“I am touched at your confidence,” laughed Hilary.
“I had my watch on, too,” acknowledged Dorothy, “but I was just thinking about those puzzling lines in the lesson.”
“We all were,” said one of the other girls, “and when Hilary insisted that there was ‘plenty of time,’ of course we believed her.”
“Don’t blame Hilary,” said Juliet. “It was all my fault. I thought I was doing a kindness instead of upsetting the whole schedule and making half the senior class late! I expected Dr. Carver to be horrid, especially if she remembered last year, but she was real fair and said we could make up the work if we wanted to and she would consult Miss Randolph about the tardiness.”
“After this,” said Hilary, “I fix my clock every day or get a new one.”
“Don’t worry, Hilary, we all think it a big joke, and shall never forget you as you sat—all of us in blissful ignorance that class was in session—reading the whole hard lesson to the crowd!” Thus spoke Dorothy, president of the senior academy class.
CHAPTER XI.
HALLOW-E’EN, WITH OTHER EVENTS.
In a boarding school full of bright girls, the most ordinary weeks contain something new and interesting, but the last week of October in this opening of the year at Greycliff was full of plans and more or less exciting events.

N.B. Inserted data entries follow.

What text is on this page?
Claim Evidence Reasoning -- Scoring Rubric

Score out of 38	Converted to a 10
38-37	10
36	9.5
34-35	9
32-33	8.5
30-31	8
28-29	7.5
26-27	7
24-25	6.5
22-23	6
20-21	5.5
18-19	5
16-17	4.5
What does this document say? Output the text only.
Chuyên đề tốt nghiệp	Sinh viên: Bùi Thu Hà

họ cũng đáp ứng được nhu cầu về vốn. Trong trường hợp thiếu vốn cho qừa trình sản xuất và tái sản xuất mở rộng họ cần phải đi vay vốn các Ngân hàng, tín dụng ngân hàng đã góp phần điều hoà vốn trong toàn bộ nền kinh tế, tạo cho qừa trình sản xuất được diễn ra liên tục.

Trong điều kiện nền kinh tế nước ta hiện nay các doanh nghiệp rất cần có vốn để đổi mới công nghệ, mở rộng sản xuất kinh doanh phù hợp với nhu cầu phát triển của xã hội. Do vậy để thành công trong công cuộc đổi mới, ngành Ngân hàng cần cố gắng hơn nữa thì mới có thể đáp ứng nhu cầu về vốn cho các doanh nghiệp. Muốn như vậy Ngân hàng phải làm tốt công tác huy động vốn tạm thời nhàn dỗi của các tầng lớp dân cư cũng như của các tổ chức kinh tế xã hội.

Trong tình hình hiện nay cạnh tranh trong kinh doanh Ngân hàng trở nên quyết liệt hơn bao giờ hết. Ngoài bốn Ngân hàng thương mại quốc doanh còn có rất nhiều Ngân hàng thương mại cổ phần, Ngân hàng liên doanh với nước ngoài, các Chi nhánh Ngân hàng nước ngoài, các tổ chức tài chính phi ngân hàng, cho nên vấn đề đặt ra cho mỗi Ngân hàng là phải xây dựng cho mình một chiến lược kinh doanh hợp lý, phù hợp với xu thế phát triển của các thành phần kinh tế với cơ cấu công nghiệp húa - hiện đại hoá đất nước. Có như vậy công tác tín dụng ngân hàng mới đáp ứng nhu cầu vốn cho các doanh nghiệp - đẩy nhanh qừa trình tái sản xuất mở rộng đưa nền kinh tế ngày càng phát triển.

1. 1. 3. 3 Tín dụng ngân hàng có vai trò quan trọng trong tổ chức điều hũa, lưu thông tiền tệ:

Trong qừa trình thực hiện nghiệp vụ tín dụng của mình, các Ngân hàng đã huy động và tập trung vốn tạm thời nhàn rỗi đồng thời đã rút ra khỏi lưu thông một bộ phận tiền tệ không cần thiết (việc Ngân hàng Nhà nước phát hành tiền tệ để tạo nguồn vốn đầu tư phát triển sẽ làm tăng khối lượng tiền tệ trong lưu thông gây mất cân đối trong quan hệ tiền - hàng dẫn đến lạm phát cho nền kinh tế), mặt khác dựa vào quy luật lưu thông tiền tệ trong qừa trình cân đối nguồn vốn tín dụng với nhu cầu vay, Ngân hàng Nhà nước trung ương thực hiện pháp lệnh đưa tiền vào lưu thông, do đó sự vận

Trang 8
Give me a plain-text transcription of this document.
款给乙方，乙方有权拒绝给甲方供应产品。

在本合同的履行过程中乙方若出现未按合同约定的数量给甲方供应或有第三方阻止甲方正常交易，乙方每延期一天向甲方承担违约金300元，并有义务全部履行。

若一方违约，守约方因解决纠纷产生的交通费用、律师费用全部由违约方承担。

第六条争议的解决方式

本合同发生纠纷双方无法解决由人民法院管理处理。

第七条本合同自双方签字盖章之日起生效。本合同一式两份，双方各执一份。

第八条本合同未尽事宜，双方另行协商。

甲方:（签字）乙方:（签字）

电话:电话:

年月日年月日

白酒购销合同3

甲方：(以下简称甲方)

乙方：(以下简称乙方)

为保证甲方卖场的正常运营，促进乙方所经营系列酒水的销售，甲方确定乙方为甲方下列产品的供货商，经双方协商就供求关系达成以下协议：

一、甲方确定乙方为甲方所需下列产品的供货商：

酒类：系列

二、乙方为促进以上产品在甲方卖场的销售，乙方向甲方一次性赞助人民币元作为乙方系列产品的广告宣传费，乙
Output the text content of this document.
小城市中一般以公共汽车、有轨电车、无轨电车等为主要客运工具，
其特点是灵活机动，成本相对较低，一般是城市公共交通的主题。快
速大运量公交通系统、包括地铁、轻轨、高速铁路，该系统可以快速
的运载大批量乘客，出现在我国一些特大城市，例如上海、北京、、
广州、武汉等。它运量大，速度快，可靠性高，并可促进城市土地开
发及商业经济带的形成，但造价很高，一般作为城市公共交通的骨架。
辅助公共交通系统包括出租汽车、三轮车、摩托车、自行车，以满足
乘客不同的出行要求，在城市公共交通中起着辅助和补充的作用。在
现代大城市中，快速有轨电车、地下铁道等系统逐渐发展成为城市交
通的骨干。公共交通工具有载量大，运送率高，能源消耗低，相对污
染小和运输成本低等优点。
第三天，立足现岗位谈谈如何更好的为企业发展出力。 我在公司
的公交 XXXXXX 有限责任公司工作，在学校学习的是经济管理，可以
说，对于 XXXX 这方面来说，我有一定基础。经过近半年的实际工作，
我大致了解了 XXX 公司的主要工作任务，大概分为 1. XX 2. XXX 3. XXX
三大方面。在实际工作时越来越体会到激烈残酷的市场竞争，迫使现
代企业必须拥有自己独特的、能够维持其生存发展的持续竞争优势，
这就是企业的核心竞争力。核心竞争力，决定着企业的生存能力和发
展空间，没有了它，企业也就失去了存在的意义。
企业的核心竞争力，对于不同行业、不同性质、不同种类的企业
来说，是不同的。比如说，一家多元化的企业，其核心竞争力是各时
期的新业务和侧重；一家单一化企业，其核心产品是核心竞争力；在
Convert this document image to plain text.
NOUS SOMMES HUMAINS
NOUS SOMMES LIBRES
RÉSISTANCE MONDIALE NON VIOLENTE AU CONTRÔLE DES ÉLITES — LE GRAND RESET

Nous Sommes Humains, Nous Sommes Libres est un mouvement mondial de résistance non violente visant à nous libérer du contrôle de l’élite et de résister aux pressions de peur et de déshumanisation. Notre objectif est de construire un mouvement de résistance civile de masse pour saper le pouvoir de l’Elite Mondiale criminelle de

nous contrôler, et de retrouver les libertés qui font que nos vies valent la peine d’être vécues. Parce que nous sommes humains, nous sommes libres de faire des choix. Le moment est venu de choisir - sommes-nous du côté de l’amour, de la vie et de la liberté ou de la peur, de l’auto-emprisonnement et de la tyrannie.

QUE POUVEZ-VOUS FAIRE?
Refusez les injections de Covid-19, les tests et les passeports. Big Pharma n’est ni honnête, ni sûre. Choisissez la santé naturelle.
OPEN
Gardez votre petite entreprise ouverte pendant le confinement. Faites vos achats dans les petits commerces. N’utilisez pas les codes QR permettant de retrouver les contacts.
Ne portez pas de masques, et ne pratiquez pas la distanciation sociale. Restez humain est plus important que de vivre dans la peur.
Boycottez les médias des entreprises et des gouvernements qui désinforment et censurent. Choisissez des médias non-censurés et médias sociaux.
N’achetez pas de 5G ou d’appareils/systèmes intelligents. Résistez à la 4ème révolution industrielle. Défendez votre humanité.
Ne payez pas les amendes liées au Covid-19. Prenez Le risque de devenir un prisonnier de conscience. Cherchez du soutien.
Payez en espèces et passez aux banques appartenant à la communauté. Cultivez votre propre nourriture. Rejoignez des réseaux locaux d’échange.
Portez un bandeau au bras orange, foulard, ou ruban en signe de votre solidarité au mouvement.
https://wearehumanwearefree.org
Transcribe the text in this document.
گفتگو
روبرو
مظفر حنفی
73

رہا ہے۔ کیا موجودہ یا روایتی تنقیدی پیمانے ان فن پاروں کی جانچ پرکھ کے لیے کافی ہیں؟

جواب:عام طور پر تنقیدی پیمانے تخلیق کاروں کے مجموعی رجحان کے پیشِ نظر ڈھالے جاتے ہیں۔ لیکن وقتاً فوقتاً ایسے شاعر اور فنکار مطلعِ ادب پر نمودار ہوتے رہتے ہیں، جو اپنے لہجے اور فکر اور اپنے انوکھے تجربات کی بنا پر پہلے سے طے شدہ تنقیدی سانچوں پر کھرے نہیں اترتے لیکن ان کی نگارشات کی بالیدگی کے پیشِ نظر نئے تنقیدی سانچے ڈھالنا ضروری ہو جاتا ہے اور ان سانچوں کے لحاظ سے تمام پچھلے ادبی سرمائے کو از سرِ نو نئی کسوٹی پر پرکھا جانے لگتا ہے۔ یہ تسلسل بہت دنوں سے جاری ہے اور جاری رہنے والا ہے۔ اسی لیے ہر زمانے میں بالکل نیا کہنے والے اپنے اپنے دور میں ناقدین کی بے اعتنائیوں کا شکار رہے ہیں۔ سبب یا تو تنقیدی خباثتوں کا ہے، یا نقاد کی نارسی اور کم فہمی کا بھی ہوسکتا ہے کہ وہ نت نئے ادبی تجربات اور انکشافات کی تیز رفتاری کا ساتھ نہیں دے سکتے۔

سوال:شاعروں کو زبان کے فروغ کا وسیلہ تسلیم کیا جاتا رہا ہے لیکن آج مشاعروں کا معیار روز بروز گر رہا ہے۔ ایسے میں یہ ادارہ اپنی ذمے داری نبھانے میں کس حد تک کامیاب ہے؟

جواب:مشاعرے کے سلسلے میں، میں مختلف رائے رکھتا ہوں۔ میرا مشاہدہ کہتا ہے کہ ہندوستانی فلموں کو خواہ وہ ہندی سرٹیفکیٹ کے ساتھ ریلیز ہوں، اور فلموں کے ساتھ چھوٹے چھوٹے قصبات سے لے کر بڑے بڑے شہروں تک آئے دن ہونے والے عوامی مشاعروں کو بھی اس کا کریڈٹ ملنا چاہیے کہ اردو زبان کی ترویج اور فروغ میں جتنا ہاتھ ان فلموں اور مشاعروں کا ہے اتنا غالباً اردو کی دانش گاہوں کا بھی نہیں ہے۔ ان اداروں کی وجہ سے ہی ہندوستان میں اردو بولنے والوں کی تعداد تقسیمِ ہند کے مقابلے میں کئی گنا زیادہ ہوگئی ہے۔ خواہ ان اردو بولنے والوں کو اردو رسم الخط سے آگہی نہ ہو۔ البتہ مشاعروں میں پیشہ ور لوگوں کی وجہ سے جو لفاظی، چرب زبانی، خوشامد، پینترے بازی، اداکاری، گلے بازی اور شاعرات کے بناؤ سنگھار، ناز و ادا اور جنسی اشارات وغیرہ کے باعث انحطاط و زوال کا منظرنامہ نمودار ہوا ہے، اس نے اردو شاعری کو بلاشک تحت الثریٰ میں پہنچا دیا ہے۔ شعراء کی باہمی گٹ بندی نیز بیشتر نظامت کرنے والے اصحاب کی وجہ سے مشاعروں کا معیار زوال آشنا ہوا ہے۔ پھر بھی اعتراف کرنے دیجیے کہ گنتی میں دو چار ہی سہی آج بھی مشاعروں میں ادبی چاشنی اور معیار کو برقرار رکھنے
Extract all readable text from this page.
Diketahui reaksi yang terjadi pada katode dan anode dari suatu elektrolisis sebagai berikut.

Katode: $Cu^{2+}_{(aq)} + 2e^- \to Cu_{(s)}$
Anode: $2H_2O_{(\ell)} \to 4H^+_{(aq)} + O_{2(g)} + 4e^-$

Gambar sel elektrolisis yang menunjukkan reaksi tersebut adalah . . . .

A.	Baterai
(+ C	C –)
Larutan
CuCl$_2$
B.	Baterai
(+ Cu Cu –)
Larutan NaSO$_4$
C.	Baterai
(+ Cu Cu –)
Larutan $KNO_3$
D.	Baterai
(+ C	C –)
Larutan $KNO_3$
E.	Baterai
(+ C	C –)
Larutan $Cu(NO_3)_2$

First came the arrival of the butterfly pins. They came on the morning mail, addressed to Cathalina, who, on finding them with her mail, immediately called a meeting of the Psyche Club in Lakeview Suite. “Come as soon as you get through with your recitations this afternoon,” she said. “I’ll not open the box till everybody is there, and then we shall know whether we are to be terribly disappointed or perfectly delighted!”
Promptly the girls arrived at a time when they judged that the last one would be through. Eager with anticipation, they watched Cathalina open the larger box in which they came and take out the small individual boxes marked each with the name of the girl for which it was intended.
“How nicely they have fixed everything!” said Hilary.